Thomas wrote:Suppose that, for some unlikely reason, some government would heed the advice in Mill's essay On Liberty. Suppose it abolished expanded free-speech laws to legalize holocaust denial, allowed consenting grown-ups to enter polygamous marriages, established free trade in opium, privatized the schools, and so forth. How would a typical speaker of French, German, Italian or Spanish categorize this set of policies? For one thing, the speaker would most likely categorize it as "nutty", for continental Europeans tend to trust their governments more than the English, Americans, and other peoples with Anglo-Saxon traditions. Also, more pertinently to our disagreement, all of the speakers would categorize these policies as "liberal" or "neoliberal". (For everyday policy discussions, both words mean the same; "neoliberal" is the buzzier buzzword though.)
I don't expect you, Setanta, to take my word for any of this. You are therefore welcome to cross-check with other native speakers of European languages such as nimh, Walter, or Francis.
Of course. What you say here is common place for anyone acquainted with current European political culture. No reason to expect people elsewhere to necessarily be so, but yes, they can certainly take your word on this.
Setanta wrote:I think you have some idealistic notion of what it means to be libertarian, and that you confuse this with liberalism. Two different critters.
Set, what in most of Europe (with the exception of the UK) is called "liberal" is a lot more like what you call "libertarian" in the US than what you call "liberal" there.
Thomas would be considered a typical, if somewhat dogmatic, liberal in Holland, Germany, France, Scandinavia, Belgium, Switzerland, etc.
The Mediterranean countries do not really seem to have such an explicitly labelled, strong "liberal" current, but even there, if one would for example identify which main party in Italy is the most liberal, one would say Berlusconi's Forza Italia - not his social-democratic opponents who have so much in common with America's liberals.
The Central/East-European liberal political current, too, nowadays tends to combine its centrist intellectual tradition of enlightenment on cultural issues with this ardent capitalist/free market beliefs on the economy that Thomas describes and personifies.
When you define liberalism and libertarianism as two different critters, you are talking from a (North-)American perspective. In Europe, hardly anyone ever uses the term "libertarianism", since we already call the free-market/anti-regulation ideology liberal. The difference between them would here merely be seen as one of degree - US libertarians would be seen as radical liberals (radical-borderline-insane, that is).

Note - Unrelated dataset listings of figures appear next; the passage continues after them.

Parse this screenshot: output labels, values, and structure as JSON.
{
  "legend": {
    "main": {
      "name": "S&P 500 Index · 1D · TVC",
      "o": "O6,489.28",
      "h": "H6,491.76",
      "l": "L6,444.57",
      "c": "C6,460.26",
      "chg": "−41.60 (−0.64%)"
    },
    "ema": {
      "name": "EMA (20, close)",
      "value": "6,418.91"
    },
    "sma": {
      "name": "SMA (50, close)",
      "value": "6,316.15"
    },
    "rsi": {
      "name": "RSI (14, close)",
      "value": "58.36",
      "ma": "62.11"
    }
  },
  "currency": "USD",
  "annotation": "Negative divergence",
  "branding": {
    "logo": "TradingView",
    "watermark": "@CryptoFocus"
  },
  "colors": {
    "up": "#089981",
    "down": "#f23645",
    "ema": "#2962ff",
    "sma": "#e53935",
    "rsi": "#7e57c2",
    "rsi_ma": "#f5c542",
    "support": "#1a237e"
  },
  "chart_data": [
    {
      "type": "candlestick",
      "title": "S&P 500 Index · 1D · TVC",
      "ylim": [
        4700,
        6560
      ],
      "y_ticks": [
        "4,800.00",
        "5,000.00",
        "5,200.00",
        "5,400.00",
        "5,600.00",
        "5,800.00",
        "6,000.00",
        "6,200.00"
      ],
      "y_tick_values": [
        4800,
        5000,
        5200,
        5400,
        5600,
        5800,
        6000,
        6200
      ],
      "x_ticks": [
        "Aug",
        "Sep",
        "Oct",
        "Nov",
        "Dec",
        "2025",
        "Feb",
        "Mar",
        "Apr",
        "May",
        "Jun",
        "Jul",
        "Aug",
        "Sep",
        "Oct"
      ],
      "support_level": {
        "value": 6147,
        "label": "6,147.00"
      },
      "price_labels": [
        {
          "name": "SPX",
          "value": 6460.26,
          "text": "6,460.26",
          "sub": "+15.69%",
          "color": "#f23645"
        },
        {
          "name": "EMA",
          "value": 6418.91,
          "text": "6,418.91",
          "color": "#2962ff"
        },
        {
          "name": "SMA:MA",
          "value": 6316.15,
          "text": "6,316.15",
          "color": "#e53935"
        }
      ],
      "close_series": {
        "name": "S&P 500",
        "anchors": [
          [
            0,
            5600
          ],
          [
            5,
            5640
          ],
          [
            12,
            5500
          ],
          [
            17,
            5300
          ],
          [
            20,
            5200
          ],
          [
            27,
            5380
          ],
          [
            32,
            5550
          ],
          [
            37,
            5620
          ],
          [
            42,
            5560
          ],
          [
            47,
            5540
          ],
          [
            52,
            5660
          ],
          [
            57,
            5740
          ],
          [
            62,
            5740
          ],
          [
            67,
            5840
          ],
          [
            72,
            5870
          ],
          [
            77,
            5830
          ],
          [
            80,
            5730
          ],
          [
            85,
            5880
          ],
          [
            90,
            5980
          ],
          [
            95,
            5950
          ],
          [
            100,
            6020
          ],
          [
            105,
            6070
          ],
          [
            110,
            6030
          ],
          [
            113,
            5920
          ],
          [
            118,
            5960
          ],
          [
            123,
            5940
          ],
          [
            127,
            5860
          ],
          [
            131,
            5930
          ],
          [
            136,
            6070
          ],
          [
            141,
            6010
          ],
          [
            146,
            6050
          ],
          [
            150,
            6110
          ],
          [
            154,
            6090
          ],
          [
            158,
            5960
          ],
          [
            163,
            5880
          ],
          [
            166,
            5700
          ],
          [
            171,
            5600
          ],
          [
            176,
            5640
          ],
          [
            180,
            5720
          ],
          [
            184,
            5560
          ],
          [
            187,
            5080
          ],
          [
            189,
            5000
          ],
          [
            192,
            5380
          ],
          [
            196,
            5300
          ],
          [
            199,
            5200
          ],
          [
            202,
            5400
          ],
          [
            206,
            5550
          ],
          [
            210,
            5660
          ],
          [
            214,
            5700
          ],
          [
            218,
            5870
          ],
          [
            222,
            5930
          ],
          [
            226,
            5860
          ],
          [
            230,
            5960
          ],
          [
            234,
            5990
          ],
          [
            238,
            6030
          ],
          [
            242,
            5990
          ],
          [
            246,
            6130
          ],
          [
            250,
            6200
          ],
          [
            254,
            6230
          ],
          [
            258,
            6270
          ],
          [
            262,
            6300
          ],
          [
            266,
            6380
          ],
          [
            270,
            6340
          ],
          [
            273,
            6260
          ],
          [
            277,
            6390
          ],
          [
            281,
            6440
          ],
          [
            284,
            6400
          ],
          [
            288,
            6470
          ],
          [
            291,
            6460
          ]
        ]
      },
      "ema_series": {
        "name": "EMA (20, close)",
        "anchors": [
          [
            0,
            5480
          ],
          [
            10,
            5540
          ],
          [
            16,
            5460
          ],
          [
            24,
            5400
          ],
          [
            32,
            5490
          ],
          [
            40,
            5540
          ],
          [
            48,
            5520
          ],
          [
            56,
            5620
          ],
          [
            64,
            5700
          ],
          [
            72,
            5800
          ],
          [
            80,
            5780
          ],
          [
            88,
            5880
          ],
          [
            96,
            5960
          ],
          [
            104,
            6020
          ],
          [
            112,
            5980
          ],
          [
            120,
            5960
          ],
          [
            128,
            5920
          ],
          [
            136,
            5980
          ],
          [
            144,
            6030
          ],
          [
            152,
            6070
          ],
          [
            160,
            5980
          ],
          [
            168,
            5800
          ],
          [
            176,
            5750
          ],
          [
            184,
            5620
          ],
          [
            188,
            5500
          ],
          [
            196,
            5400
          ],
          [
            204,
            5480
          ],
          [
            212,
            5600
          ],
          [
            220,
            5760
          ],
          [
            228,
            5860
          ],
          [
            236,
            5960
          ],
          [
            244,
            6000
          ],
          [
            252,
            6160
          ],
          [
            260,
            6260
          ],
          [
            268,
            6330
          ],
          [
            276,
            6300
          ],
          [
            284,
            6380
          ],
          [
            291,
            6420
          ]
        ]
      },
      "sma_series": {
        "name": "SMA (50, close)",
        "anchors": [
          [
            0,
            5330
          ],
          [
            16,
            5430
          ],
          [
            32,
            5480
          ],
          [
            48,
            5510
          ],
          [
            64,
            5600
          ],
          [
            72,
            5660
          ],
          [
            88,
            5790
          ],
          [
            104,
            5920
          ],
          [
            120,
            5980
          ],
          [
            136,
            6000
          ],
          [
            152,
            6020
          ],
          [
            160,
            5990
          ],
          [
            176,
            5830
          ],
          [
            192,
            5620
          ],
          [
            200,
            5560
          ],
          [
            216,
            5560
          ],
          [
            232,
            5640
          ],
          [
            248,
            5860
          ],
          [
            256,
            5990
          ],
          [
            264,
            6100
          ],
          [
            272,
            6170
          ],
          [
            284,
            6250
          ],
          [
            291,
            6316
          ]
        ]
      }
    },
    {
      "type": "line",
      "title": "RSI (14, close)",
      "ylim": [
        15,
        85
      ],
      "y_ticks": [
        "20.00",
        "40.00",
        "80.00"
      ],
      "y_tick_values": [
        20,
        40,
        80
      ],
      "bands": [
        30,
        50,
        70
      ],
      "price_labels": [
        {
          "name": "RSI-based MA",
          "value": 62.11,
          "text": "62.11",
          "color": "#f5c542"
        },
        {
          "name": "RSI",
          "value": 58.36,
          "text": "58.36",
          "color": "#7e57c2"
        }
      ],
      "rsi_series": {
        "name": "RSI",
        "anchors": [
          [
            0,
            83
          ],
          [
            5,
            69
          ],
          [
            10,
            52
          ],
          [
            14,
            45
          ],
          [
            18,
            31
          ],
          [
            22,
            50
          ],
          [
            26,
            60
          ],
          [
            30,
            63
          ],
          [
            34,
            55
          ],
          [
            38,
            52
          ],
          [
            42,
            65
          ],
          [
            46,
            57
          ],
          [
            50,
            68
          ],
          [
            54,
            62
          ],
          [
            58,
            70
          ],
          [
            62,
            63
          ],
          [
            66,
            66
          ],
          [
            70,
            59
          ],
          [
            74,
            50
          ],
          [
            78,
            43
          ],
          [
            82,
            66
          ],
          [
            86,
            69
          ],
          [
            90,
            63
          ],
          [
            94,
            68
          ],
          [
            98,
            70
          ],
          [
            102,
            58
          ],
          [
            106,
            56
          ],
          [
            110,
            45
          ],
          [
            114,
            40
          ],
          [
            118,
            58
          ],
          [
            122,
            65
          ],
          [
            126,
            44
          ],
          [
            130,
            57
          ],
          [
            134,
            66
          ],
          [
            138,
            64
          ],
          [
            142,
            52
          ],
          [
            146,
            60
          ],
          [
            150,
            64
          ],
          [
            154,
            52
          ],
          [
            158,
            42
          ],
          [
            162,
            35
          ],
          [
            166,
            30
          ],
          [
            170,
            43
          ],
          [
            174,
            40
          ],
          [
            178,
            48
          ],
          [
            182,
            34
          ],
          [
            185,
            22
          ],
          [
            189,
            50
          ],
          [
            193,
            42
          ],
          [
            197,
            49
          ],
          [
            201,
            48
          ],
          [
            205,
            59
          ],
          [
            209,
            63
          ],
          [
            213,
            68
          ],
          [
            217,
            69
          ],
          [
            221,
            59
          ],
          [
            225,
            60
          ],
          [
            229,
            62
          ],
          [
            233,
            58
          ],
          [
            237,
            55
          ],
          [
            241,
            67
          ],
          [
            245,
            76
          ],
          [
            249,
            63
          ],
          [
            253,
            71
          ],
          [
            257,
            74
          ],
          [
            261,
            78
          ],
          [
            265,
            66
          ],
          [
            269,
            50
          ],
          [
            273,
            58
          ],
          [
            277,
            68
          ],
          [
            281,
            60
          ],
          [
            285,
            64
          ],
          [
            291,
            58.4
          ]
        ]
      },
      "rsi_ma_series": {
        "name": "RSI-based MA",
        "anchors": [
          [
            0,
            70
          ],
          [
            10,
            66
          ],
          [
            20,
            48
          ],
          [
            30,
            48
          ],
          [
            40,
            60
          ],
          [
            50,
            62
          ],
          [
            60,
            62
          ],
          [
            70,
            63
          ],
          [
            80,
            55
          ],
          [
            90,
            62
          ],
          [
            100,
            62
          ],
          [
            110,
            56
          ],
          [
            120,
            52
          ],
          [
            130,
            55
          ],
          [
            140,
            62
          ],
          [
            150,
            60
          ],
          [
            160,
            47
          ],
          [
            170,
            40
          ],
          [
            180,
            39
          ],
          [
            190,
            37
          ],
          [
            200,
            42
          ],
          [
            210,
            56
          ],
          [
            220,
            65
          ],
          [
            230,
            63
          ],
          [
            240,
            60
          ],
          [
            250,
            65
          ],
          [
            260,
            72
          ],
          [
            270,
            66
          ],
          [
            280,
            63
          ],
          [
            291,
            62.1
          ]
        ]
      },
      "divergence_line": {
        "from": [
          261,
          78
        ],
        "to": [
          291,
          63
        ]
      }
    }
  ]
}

For example: take the flat tax rate. Out with the redistributive principle of tax rates that go higher the richer you are - a "flat tax" instead. That is what we in Europe would call a very liberal idea, a typically liberal wish. From Slovakia to Holland and Germany, it has therefore also been liberal parties that have begun to pioneer the idea: in Holland the VVD, in Germany the FDP, and in Slovakia the small Democratic Party, which later merged into the SKDU - which did indeed implement the flat tax when it became the governing party.

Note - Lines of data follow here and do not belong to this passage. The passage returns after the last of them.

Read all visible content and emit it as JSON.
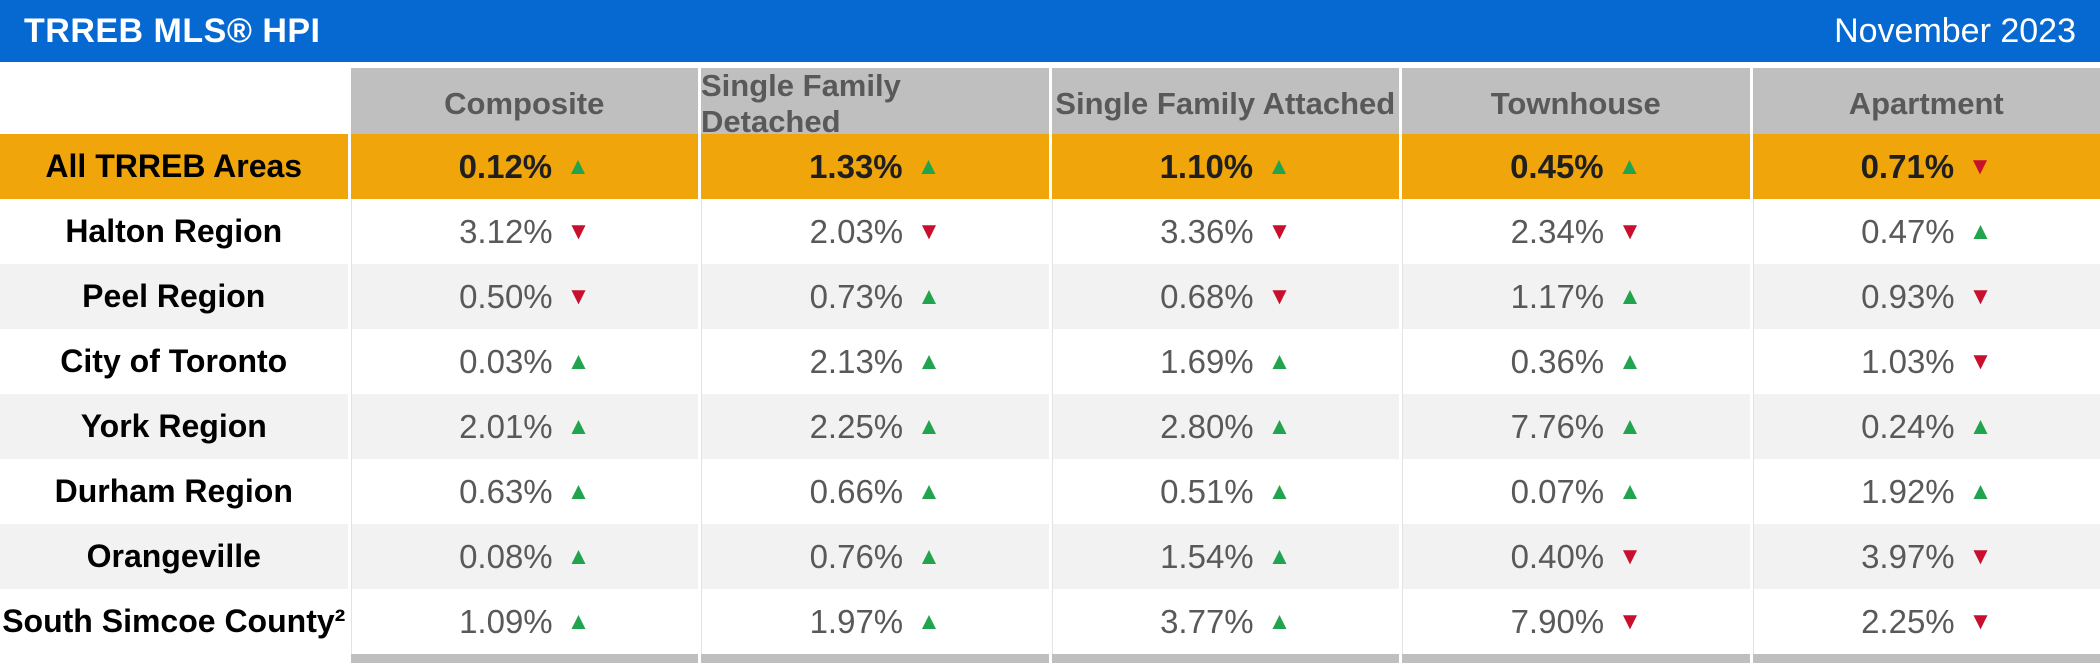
{
  "header": {
    "title": "TRREB MLS® HPI",
    "date": "November 2023"
  },
  "columns": [
    "Composite",
    "Single Family Detached",
    "Single Family Attached",
    "Townhouse",
    "Apartment"
  ],
  "rows": [
    {
      "label": "All TRREB Areas",
      "highlight": true,
      "cells": [
        {
          "value": "0.12%",
          "dir": "up"
        },
        {
          "value": "1.33%",
          "dir": "up"
        },
        {
          "value": "1.10%",
          "dir": "up"
        },
        {
          "value": "0.45%",
          "dir": "up"
        },
        {
          "value": "0.71%",
          "dir": "down"
        }
      ]
    },
    {
      "label": "Halton Region",
      "highlight": false,
      "cells": [
        {
          "value": "3.12%",
          "dir": "down"
        },
        {
          "value": "2.03%",
          "dir": "down"
        },
        {
          "value": "3.36%",
          "dir": "down"
        },
        {
          "value": "2.34%",
          "dir": "down"
        },
        {
          "value": "0.47%",
          "dir": "up"
        }
      ]
    },
    {
      "label": "Peel Region",
      "highlight": false,
      "cells": [
        {
          "value": "0.50%",
          "dir": "down"
        },
        {
          "value": "0.73%",
          "dir": "up"
        },
        {
          "value": "0.68%",
          "dir": "down"
        },
        {
          "value": "1.17%",
          "dir": "up"
        },
        {
          "value": "0.93%",
          "dir": "down"
        }
      ]
    },
    {
      "label": "City of Toronto",
      "highlight": false,
      "cells": [
        {
          "value": "0.03%",
          "dir": "up"
        },
        {
          "value": "2.13%",
          "dir": "up"
        },
        {
          "value": "1.69%",
          "dir": "up"
        },
        {
          "value": "0.36%",
          "dir": "up"
        },
        {
          "value": "1.03%",
          "dir": "down"
        }
      ]
    },
    {
      "label": "York Region",
      "highlight": false,
      "cells": [
        {
          "value": "2.01%",
          "dir": "up"
        },
        {
          "value": "2.25%",
          "dir": "up"
        },
        {
          "value": "2.80%",
          "dir": "up"
        },
        {
          "value": "7.76%",
          "dir": "up"
        },
        {
          "value": "0.24%",
          "dir": "up"
        }
      ]
    },
    {
      "label": "Durham Region",
      "highlight": false,
      "cells": [
        {
          "value": "0.63%",
          "dir": "up"
        },
        {
          "value": "0.66%",
          "dir": "up"
        },
        {
          "value": "0.51%",
          "dir": "up"
        },
        {
          "value": "0.07%",
          "dir": "up"
        },
        {
          "value": "1.92%",
          "dir": "up"
        }
      ]
    },
    {
      "label": "Orangeville",
      "highlight": false,
      "cells": [
        {
          "value": "0.08%",
          "dir": "up"
        },
        {
          "value": "0.76%",
          "dir": "up"
        },
        {
          "value": "1.54%",
          "dir": "up"
        },
        {
          "value": "0.40%",
          "dir": "down"
        },
        {
          "value": "3.97%",
          "dir": "down"
        }
      ]
    },
    {
      "label": "South Simcoe County²",
      "highlight": false,
      "cells": [
        {
          "value": "1.09%",
          "dir": "up"
        },
        {
          "value": "1.97%",
          "dir": "up"
        },
        {
          "value": "3.77%",
          "dir": "up"
        },
        {
          "value": "7.90%",
          "dir": "down"
        },
        {
          "value": "2.25%",
          "dir": "down"
        }
      ]
    }
  ],
  "icons": {
    "up": "▲",
    "down": "▼"
  },
  "colors": {
    "banner_bg": "#0669D2",
    "highlight_bg": "#F0A60A",
    "column_header_bg": "#BFBFBF",
    "stripe_bg": "#F2F2F2",
    "up_green": "#22A44E",
    "down_red": "#C8102E",
    "value_text": "#595959"
  },
  "chart_data": {
    "type": "table",
    "title": "TRREB MLS® HPI",
    "subtitle": "November 2023",
    "columns": [
      "Composite",
      "Single Family Detached",
      "Single Family Attached",
      "Townhouse",
      "Apartment"
    ],
    "row_labels": [
      "All TRREB Areas",
      "Halton Region",
      "Peel Region",
      "City of Toronto",
      "York Region",
      "Durham Region",
      "Orangeville",
      "South Simcoe County²"
    ],
    "values_pct": [
      [
        0.12,
        1.33,
        1.1,
        0.45,
        0.71
      ],
      [
        3.12,
        2.03,
        3.36,
        2.34,
        0.47
      ],
      [
        0.5,
        0.73,
        0.68,
        1.17,
        0.93
      ],
      [
        0.03,
        2.13,
        1.69,
        0.36,
        1.03
      ],
      [
        2.01,
        2.25,
        2.8,
        7.76,
        0.24
      ],
      [
        0.63,
        0.66,
        0.51,
        0.07,
        1.92
      ],
      [
        0.08,
        0.76,
        1.54,
        0.4,
        3.97
      ],
      [
        1.09,
        1.97,
        3.77,
        7.9,
        2.25
      ]
    ],
    "directions": [
      [
        "up",
        "up",
        "up",
        "up",
        "down"
      ],
      [
        "down",
        "down",
        "down",
        "down",
        "up"
      ],
      [
        "down",
        "up",
        "down",
        "up",
        "down"
      ],
      [
        "up",
        "up",
        "up",
        "up",
        "down"
      ],
      [
        "up",
        "up",
        "up",
        "up",
        "up"
      ],
      [
        "up",
        "up",
        "up",
        "up",
        "up"
      ],
      [
        "up",
        "up",
        "up",
        "down",
        "down"
      ],
      [
        "up",
        "up",
        "up",
        "down",
        "down"
      ]
    ]
  }
}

Most everywhere in Europe - again with the striking exception of the UK - it's the liberals who advocate for lowering, cutting and abolishing taxes. In the US, of course, liberals would be the people who'd
oppose something like a flat tax.
(The UK Liberal Democrats are really a case of their own. They have very much been what you in the US would call typically liberal - even boldly advocating for a tax
increase. But make no mistake, the party has a libertarian wing too, and it has been winning distinct influence - amongst other ways, by calling on the party to adhere to a more truly "liberal" - ie, free market, individualist - economic vision).